Here I remained, with my bedroom candle in my hand,—I don't know how long, but it seemed an eternity,—until at length the dog began to retire by degrees, backwards, like the champion's horse at the coronation of George the Fourth, keeping his eyes fixed upon me all the time. I watched him with intense interest as he slowly receded down the stairs. He stopped a long time peeping over one stair so that nothing of him was visible but his two great glaring eyes, and then they disappeared. I listened. He had gone.
I gently descended; cold and wretched as I was, I actually smiled as I gathered my dressing-gown about me, preparatory to returning to bed. Hark! He was coming back again, tearing up the stairs like a wild bull. I caught sight of his eyes. With a violent spring I caught at and climbed to the top of an old press that stood on the landing, just as the villanous animal reared himself against it, scratching and tearing to get at me, and gnashing his teeth in disappointment. Such teeth too!
"Why, what is the matter?" cried the beauteous Sarah, opening her chamber door, and putting forth a candle and a nightcap.
"Sarah, my dear!" I exclaimed, "call off the dog, lovely vision!"
"Get along with you!" said Sarah; "and don't call me a lovely vision, or I'll scream out of my window into the street. It serves you right!"
"Serves me right, Sarah!" I exclaimed, in a voice which I am quite certain was very touching. "You'll not leave me here, Sarah; look, look at this dreadful animal!"
"You're a great deal safer there than anywhere else," said Sarah; and she drew in her head again, and locked the door, leaving me and the dog gazing at each other with looks of mutual hatred.
How long I continued in this position I feel it impossible to guess; It appeared to me rather more than the duration of a whole life. I was not even soothed by the deep snoring which penetrated from the sleeping apartment of the fair cause of all my woes, and indicated that she was in the oblivious land of dreams.
I suppose I should have been compelled to await the coming of daylight, and the wakening of the household, before my release from my melancholy situation, if fortune had not so far favoured me as to excite, by way of diversion, a disturbance below stairs, which called off my guardian fiend. I never heard a more cheerful sound than that of his feet trotting down stairs; and, as soon as I ascertained that the coast was clear, I descended, and tumbled at once into bed, much annoyed both in mind and body.

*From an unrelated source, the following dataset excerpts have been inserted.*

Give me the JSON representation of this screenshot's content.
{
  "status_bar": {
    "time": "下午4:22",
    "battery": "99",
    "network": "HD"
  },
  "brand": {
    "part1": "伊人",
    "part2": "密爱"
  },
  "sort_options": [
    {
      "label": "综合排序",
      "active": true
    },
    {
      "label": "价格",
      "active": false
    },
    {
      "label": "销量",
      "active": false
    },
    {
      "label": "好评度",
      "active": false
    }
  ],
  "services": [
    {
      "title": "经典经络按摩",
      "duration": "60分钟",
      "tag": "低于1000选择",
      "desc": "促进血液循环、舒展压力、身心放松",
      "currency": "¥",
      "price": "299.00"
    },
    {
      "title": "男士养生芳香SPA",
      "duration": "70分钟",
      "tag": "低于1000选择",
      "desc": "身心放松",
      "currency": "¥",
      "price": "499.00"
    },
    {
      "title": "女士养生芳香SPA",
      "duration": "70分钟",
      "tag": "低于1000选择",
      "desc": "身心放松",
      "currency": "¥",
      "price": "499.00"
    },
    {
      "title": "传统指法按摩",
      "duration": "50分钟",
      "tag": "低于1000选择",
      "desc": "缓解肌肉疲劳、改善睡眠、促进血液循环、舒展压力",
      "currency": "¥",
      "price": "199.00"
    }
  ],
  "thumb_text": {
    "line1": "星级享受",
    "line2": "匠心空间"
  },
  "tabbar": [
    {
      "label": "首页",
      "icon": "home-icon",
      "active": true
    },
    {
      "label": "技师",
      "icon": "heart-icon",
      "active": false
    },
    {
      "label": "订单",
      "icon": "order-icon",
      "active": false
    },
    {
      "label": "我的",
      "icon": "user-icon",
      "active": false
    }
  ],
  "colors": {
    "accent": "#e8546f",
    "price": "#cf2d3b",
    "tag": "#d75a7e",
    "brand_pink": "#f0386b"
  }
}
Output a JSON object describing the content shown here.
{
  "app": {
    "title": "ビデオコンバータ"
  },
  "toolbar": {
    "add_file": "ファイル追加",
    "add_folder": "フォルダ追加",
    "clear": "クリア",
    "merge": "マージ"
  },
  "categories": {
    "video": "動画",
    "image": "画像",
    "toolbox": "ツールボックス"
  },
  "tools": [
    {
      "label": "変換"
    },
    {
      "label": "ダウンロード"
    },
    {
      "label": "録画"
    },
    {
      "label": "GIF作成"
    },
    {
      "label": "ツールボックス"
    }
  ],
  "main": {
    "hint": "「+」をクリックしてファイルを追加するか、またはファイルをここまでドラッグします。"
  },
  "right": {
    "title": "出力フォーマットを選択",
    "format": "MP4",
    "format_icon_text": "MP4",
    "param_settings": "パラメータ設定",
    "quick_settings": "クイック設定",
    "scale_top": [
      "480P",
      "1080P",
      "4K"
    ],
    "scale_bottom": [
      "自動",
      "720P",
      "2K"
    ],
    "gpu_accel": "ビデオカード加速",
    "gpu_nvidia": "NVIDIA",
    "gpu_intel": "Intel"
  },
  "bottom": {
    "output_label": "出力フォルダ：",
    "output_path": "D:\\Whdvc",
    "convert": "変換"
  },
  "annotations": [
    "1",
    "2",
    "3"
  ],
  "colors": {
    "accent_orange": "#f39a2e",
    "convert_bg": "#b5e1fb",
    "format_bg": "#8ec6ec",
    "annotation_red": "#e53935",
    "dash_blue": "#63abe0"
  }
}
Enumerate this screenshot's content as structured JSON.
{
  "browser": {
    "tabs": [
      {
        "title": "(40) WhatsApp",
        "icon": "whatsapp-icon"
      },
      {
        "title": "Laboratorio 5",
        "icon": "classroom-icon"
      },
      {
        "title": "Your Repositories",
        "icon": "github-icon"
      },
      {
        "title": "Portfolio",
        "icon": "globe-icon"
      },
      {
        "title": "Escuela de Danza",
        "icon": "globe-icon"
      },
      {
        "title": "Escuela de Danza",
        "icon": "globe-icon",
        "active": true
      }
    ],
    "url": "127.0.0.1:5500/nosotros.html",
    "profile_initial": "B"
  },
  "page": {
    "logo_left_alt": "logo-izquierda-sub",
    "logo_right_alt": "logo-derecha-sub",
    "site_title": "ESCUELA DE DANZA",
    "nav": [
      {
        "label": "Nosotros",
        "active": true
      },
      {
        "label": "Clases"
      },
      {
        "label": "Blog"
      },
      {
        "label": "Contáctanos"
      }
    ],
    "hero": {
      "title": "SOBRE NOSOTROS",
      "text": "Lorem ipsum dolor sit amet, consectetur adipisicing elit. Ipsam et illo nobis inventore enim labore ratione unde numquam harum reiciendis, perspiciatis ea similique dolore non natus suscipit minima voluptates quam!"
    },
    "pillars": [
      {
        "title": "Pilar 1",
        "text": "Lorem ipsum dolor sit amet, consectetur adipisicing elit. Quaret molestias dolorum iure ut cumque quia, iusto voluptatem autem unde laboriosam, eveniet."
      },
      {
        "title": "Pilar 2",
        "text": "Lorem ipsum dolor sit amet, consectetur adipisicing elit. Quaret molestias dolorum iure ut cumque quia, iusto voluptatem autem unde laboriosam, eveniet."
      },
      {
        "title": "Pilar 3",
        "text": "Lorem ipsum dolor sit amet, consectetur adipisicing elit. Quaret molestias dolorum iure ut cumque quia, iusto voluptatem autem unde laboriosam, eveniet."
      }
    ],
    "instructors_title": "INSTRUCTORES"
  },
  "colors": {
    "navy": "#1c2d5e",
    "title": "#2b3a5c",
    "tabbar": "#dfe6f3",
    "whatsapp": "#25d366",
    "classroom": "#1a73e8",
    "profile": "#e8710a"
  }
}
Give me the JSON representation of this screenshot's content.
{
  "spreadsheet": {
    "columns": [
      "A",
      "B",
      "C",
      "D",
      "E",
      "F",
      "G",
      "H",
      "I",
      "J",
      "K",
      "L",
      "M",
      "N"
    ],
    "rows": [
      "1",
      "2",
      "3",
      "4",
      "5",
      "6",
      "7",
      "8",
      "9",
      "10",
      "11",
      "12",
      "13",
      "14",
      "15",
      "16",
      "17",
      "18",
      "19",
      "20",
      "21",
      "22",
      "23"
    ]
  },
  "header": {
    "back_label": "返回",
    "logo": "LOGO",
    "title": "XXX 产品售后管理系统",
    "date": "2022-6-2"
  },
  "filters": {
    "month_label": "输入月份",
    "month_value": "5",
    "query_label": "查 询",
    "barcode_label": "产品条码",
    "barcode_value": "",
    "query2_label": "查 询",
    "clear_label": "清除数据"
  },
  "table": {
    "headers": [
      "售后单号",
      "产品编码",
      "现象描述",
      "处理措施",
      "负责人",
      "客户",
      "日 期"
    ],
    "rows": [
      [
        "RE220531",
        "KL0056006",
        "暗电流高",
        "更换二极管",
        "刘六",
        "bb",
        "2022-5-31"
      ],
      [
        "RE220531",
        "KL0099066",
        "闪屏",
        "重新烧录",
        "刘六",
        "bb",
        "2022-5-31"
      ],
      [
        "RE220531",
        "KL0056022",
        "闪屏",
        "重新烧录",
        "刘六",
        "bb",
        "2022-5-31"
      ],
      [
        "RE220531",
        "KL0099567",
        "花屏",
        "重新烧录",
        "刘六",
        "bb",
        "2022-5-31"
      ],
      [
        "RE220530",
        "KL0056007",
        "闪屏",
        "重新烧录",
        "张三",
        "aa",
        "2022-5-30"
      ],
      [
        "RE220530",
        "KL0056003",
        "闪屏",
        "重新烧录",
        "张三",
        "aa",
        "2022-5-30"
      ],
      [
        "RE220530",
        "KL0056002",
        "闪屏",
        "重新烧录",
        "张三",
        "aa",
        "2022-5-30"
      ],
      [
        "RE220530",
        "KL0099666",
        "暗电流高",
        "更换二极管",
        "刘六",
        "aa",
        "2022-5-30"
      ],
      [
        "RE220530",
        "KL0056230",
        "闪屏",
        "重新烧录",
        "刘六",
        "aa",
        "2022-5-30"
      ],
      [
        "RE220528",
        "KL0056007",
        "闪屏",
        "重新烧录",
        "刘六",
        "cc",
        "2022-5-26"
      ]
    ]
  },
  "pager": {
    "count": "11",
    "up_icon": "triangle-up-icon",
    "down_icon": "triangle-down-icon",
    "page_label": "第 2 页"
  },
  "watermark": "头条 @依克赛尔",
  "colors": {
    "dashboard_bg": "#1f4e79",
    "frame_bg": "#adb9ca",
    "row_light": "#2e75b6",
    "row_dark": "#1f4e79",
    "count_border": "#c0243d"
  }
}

The genial heat of the blankets, however, soon produced its natural effect, and I forgot my sorrows in slumber. When I woke it was broad daylight,—as broad, I mean, as daylight condescends to be in December,—an uneasy sensation surprised me. Had I missed the coach? Devoting the waiters to the infernal gods, I put my hand under my pillow for my watch; but no watch was there. Sleep was completely banished from my eyes, and I jumped out of bed to make the necessary inquiries; when, to my additional horror and astonishment, I found my clothes also had vanished. I rang the bell violently, and summoned the whole posse comitatûs of the house, whom I accused, in the loftiest tones, of misdemeanors of all descriptions. In return, I was asked who and what I was, and what brought me there; and one of the waiters suggested an instant search of the room, as he had shrewd suspicions that I was the man with the carpet-bag, who went about robbing hotels. After a scene of much tumult, the appearance of Boots at last cut the knot. I was, it seems, "No. 12, wot was to ha' gone by the Edenbry coach at six o'clock that morning, but wot had changed somehow into No. 11, wot went at four."